What he is talking about specifically are two potential cases of corruption within Woodstock, which illustrate its moral decay. The first is a rumour that a local police officer had forced women to give him sexual favours. The second, he says is a possible murder-conspiracy connected to one of the town’s best-known families, the Burts and their son, Kabrahm who may, or may not have killed a teenager named Dylan Nichols.

These were the reasons McLemore wanted Reed to come visit. Needless to say, since he was basing his suspicions on hearsay and open-ended mumblings, the tips were as watertight as a string vest. Still, there seemed something rich worth tracking in Woodstock, and after a few months corresponding, Reed was down, first snooping about for clues, then finding himself on something of a wild goose chase, then finally, studying the goose himself.

“Is he just a bored guy who contacted me on a lark and never expected me to follow through?” Reed reflected in one early segment. “Is this murder not real and he knows it? It’s not only the fact that right now he’s pouring potassium cyanide into a bucket in front of me that makes me wonder this. It’s all the little moments from our conversations over the months that I’ve ignored or written off as one of John’s quirks.”

The telling moment is when a number of locals suggest that Kabrahm will likely spill every detail were Reed to ask him. This happens in episode one, and Reed aware of how early this idea has come addresses it with excuses. He is not ready to confront the alleged killer. He does not think it is safe, he “pusses out” while there are another six episodes to go. But, by episode two, he goes through with the plan and approaches Kabrahm, and so he ends the plot. Not only does Kabrahm openly discuss what happened on the night in question, but he also points out that nobody actually died, nor was the supposed victim even involved. It is anti-climactic to say the least.

This however, is not the point of ‘Shit Town.’ It is not about going from point A to B, but the colour in between, specifically the character who gave the tip, John B. McLemore who has committed suicide by the end of the second episode. So, what we see is a risk, Reed chancing his arm at abandoning the plot, which does not need to end given that there is still the loose end in the shape of the sexual predator within the police force and who was never mentioned again.

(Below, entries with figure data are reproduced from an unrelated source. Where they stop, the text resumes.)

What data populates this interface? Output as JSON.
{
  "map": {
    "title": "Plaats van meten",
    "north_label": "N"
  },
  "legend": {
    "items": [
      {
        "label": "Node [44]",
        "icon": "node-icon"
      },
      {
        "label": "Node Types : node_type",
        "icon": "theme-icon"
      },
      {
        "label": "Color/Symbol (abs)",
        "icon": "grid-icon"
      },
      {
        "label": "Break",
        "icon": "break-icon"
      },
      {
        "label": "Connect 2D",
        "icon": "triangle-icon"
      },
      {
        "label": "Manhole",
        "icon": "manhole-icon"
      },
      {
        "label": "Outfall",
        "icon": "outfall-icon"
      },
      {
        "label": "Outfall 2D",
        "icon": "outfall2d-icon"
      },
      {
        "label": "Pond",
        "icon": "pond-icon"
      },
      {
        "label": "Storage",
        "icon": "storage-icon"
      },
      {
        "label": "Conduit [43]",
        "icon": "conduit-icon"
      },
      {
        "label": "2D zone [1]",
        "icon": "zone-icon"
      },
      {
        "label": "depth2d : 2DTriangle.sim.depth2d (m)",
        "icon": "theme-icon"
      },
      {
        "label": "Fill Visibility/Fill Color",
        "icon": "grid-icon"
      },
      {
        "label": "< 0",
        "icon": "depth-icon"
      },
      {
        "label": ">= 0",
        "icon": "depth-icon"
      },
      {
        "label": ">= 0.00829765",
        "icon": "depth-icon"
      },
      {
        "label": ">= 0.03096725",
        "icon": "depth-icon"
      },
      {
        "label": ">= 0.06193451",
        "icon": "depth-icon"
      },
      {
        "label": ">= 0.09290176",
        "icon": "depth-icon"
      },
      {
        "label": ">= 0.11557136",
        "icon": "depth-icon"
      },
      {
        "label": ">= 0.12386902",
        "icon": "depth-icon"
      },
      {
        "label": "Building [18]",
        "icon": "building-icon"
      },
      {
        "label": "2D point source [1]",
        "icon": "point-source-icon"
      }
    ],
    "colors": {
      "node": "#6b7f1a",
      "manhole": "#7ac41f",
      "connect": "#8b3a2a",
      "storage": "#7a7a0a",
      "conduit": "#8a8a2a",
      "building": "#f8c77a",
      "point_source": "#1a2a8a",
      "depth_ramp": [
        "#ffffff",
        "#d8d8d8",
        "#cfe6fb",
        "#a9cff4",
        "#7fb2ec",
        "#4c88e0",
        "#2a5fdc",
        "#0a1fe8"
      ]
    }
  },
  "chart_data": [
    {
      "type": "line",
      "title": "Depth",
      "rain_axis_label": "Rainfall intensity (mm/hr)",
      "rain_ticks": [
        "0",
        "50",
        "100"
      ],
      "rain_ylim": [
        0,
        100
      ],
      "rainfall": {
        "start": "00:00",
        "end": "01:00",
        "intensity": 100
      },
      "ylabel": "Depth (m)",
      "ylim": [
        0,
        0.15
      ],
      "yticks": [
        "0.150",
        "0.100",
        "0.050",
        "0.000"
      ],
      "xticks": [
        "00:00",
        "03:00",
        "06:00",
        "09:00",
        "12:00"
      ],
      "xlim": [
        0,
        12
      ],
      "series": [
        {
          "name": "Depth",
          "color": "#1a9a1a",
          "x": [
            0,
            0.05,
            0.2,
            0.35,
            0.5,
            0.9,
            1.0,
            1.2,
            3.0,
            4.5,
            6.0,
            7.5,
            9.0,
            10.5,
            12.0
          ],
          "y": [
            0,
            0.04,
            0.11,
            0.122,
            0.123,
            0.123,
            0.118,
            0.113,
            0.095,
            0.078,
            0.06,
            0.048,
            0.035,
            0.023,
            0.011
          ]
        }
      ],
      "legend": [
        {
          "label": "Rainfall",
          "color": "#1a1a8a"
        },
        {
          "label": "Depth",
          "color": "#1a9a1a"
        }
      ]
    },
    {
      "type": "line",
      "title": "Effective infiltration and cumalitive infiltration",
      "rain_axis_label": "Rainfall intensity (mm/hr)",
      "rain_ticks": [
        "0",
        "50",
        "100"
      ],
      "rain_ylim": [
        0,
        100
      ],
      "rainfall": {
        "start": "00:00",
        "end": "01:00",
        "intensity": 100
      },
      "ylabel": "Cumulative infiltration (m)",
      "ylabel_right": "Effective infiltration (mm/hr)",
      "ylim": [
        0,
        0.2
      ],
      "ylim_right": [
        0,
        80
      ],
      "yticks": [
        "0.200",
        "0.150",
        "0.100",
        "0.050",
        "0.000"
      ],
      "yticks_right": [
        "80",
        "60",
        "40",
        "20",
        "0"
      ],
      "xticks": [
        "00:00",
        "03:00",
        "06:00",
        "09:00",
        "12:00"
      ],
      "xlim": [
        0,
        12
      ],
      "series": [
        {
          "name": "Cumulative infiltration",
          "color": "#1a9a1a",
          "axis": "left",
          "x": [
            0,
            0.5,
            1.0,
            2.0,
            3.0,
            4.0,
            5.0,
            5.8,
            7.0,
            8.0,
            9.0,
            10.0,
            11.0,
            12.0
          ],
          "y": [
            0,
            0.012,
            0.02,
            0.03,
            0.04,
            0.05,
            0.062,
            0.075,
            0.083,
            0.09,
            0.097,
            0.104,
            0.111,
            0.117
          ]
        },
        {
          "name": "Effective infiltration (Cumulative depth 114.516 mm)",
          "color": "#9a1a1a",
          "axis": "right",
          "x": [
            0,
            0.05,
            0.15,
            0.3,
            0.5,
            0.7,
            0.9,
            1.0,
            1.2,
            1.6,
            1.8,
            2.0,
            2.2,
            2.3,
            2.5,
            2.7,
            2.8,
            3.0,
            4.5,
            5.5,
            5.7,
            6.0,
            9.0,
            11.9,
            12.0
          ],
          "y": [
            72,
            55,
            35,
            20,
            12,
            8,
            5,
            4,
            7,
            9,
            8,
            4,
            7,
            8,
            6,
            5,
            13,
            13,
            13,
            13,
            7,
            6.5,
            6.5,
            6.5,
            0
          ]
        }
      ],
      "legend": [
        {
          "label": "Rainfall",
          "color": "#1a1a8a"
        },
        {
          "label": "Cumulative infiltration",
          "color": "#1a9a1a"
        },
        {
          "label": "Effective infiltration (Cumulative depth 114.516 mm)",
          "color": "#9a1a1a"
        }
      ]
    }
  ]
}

What Reed does though is straight out of the Twin Peaks playbook. He creates a complex biography around the man who gave the tip, seeking to make sense of McLemore’s life via his closest friends, his wayward relatives, various local authorities and a former male love, whom Reed interviews despite this being an area McLemore wanted to keep off the record.

Edited to fit a literary style, Reed opens up new possibilities for narrative podcasting by going against the spontaneous style of his contemporaries, such as ‘Serial’ or ‘Missing Richard Simmons,’ which start from scratch each week and were conceived with the possibility of there being a clean cut ending. ‘Shit Town’ on the other hand cannot have a conclusion, because it is purely speculative and open to varied readings. The series may have its flaws, ethically especially, but in defying convention and abandoning its plot, there is the possibility that this could be one of the few podcasts that will stand the test of time and serve as a definitive milestone when we inevitably talk about the ‘Golden Age in Podcasting.’